Small work tableI set up a small office in the laundry room. It's always quiet down there so I can work undisturbed.
I first set up a makeshift table consisting of two pieces of old table top propped up on two cabinet doors. So I already knew what height and size of table worked best.
I wanted to build a better table for this "office". At right, a sketch
of my design for the legs for this table. Legs in the back,
cantilevered for the front.
I'm cutting in from both sides to make it easier on the table saw.
A table saw taper jig would be more accurate, but the way I cut the legs out of the board would not have been possible with a taper jig.
A good way to join the vertical and horizontal parts of the legs would be with a bridle joint. But I made a bridle joint with two tenons. I like to call this a multi-lap joint
I used the template feature of my quick-set tenon jig to cut these repeatably and accurately. I also cut them first at half depth, then at full depth to make the cuts easier on the table saw.
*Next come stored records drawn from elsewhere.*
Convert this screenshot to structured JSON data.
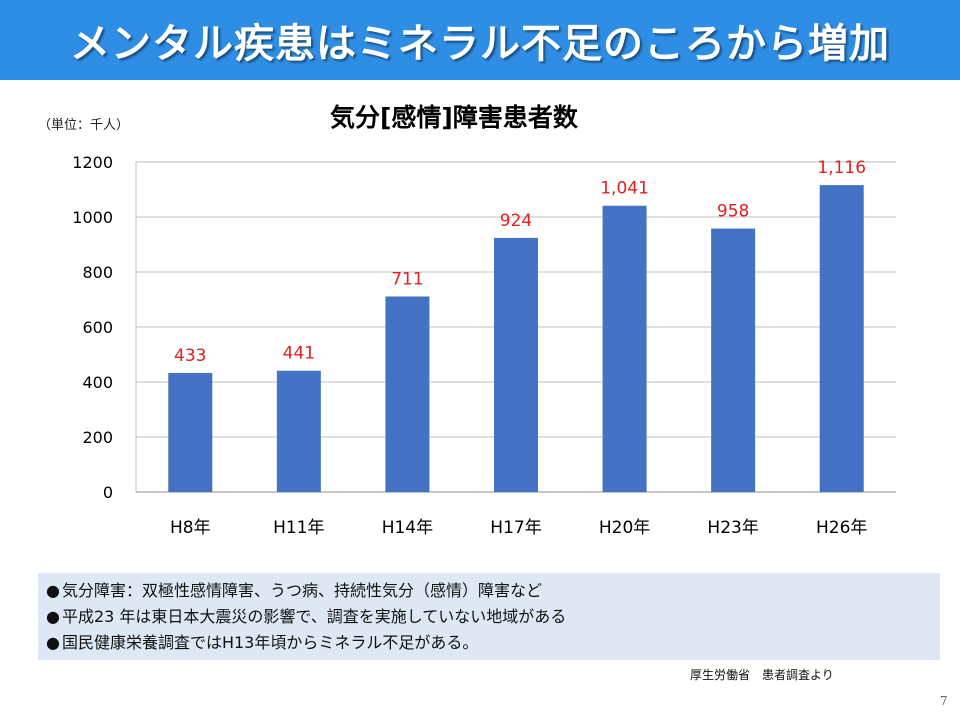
{
  "title": "メンタル疾患はミネラル不足のころから増加",
  "unit_label": "（単位：千人）",
  "colors": {
    "title_bar": "#2e8ee6",
    "bar": "#4472c4",
    "data_label": "#e02020",
    "notes_background": "#dde8f4"
  },
  "chart_data": {
    "type": "bar",
    "title": "気分[感情]障害患者数",
    "categories": [
      "H8年",
      "H11年",
      "H14年",
      "H17年",
      "H20年",
      "H23年",
      "H26年"
    ],
    "values": [
      433,
      441,
      711,
      924,
      1041,
      958,
      1116
    ],
    "data_labels": [
      "433",
      "441",
      "711",
      "924",
      "1,041",
      "958",
      "1,116"
    ],
    "ylim": [
      0,
      1200
    ],
    "yticks": [
      0,
      200,
      400,
      600,
      800,
      1000,
      1200
    ],
    "grid": true,
    "legend": "none"
  },
  "notes": [
    "気分障害：双極性感情障害、うつ病、持続性気分（感情）障害など",
    "平成23 年は東日本大震災の影響で、調査を実施していない地域がある",
    "国民健康栄養調査ではH13年頃からミネラル不足がある。"
  ],
  "note_bullet": "●",
  "source": "厚生労働省　患者調査より",
  "page_number": "7"
}
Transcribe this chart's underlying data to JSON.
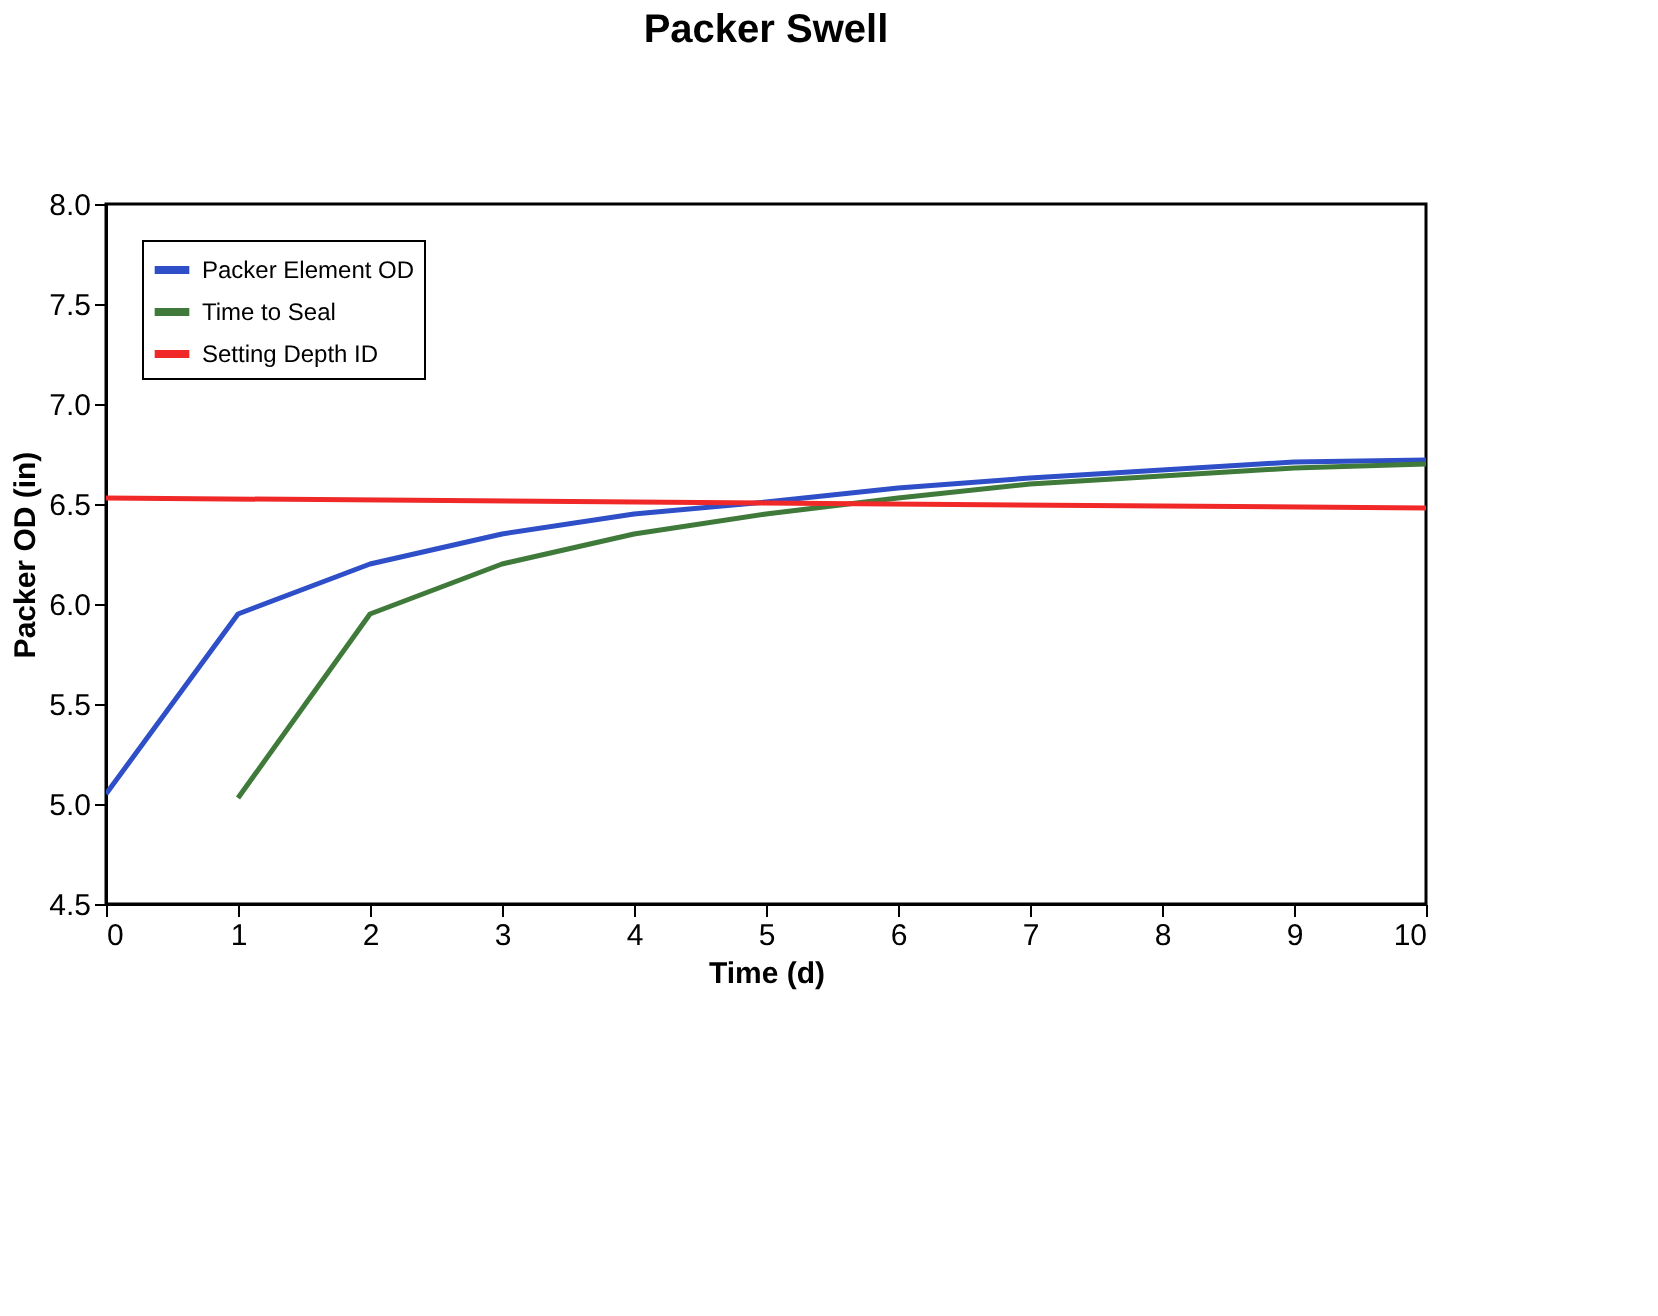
{
  "chart_data": {
    "type": "line",
    "title": "Packer Swell",
    "xlabel": "Time (d)",
    "ylabel": "Packer OD (in)",
    "xlim": [
      0,
      10
    ],
    "xticks": [
      0,
      1,
      2,
      3,
      4,
      5,
      6,
      7,
      8,
      9,
      10
    ],
    "ylim": [
      4.5,
      8.0
    ],
    "yticks": [
      {
        "value": 4.5,
        "label": "4.5"
      },
      {
        "value": 5.0,
        "label": "5.0"
      },
      {
        "value": 5.5,
        "label": "5.5"
      },
      {
        "value": 6.0,
        "label": "6.0"
      },
      {
        "value": 6.5,
        "label": "6.5"
      },
      {
        "value": 7.0,
        "label": "7.0"
      },
      {
        "value": 7.5,
        "label": "7.5"
      },
      {
        "value": 8.0,
        "label": "8.0"
      }
    ],
    "grid": false,
    "legend": "top left",
    "marker": "none",
    "line_style": "solid",
    "series": [
      {
        "name": "Packer Element OD",
        "color": "#2f4fc8",
        "x": [
          0,
          1,
          2,
          3,
          4,
          5,
          6,
          7,
          8,
          9,
          10
        ],
        "values": [
          5.05,
          5.95,
          6.2,
          6.35,
          6.45,
          6.51,
          6.58,
          6.63,
          6.67,
          6.71,
          6.72
        ]
      },
      {
        "name": "Time to Seal",
        "color": "#3f7a3a",
        "x": [
          1,
          2,
          3,
          4,
          5,
          6,
          7,
          8,
          9,
          10
        ],
        "values": [
          5.03,
          5.95,
          6.2,
          6.35,
          6.45,
          6.53,
          6.6,
          6.64,
          6.68,
          6.7
        ]
      },
      {
        "name": "Setting Depth ID",
        "color": "#f02828",
        "x": [
          0,
          10
        ],
        "values": [
          6.53,
          6.48
        ]
      }
    ]
  }
}
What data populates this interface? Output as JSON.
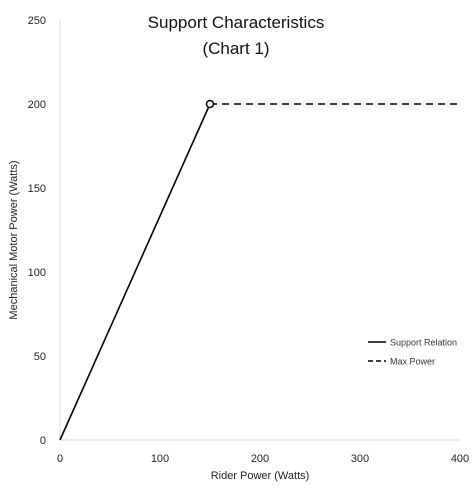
{
  "chart_data": {
    "type": "line",
    "title": [
      "Support Characteristics",
      "(Chart 1)"
    ],
    "xlabel": "Rider Power (Watts)",
    "ylabel": "Mechanical Motor Power (Watts)",
    "xlim": [
      0,
      400
    ],
    "ylim": [
      0,
      250
    ],
    "x_ticks": [
      0,
      100,
      200,
      300,
      400
    ],
    "y_ticks": [
      0,
      50,
      100,
      150,
      200,
      250
    ],
    "grid": false,
    "legend_position": "right",
    "series": [
      {
        "name": "Support Relation",
        "style": "solid",
        "color": "#000000",
        "x": [
          0,
          150
        ],
        "y": [
          0,
          200
        ]
      },
      {
        "name": "Max Power",
        "style": "dashed",
        "color": "#000000",
        "x": [
          150,
          400
        ],
        "y": [
          200,
          200
        ]
      }
    ],
    "markers": [
      {
        "x": 150,
        "y": 200,
        "shape": "open-circle"
      }
    ]
  }
}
Having the ability to repeatably reposition the stock makes this practical.
To cut the mating joints, I moved the template over by one tenon width. I used a piece of wood held on the jig (with my left hand) to mark where I previously had a slot. Unfortunately, the mounting slots on the ends of this template were too short, so I had to flip it around to get it in the right position.
For the part with the two tenons, I only made one cut near the edge on the jig side rather than hog away the whole tenon cheek/shoulder with the saw. I didn't want to cut into the jig. I finished that cut on the bandsaw later.
I applied glue between the tenons of the joint using a thin strip of wood.
Checking for square-ness using a try square
Cleaning up the edges of the joints on my homemade edge belt sander
Then rounding all the exposed edges with a 1/4" roundover bit.
The two C-shaped frames will form the left and right sides of the table. I made another frame to go between them to give the table some lateral stability. This frame is made the same way as the legs, so I didn't record making it.
The middle frame screws to the legs. At the top, it's screwed on from the outside, with the screws very near the top so they are mostly hidden by the table top. On the bottom it's screwed on from the inside.
But because I'm planning on using some solid wood for the table top, I need to allow for some shrinkage and expansion from humidity changes. So the screws would ideally be in slots.
I cut the slots by putting a 3/16" (5 mm) drill all the way in the drill press chuck and holding the workpiece in a drill press vise very close to the chuck for maximum stiffness. Then drilling some closely spaced holes, followed by drilling between the holes to hog out a slot.
The table top is made out of parts of one table top glued to another table extension leaf, both from the garbage. I first glued these together for my temporary table, but figured I might as well reuse that top.
I also added four wooden pads to the bottom of the feet. These keep the table from rocking if the floor is uneven and also prevent the legs themselves from getting wet if I spill water or mop the floor.
And, of course, I had to do a jump-test with it!
The table flexes a little under load. The strength of these joints is limited by the strength of the wood - whatever it would take to break the tenons off the end of the wood (which would be a lot). The joints are very similar (but bigger) to those on my long reach C-clamps and those can take a lot of load.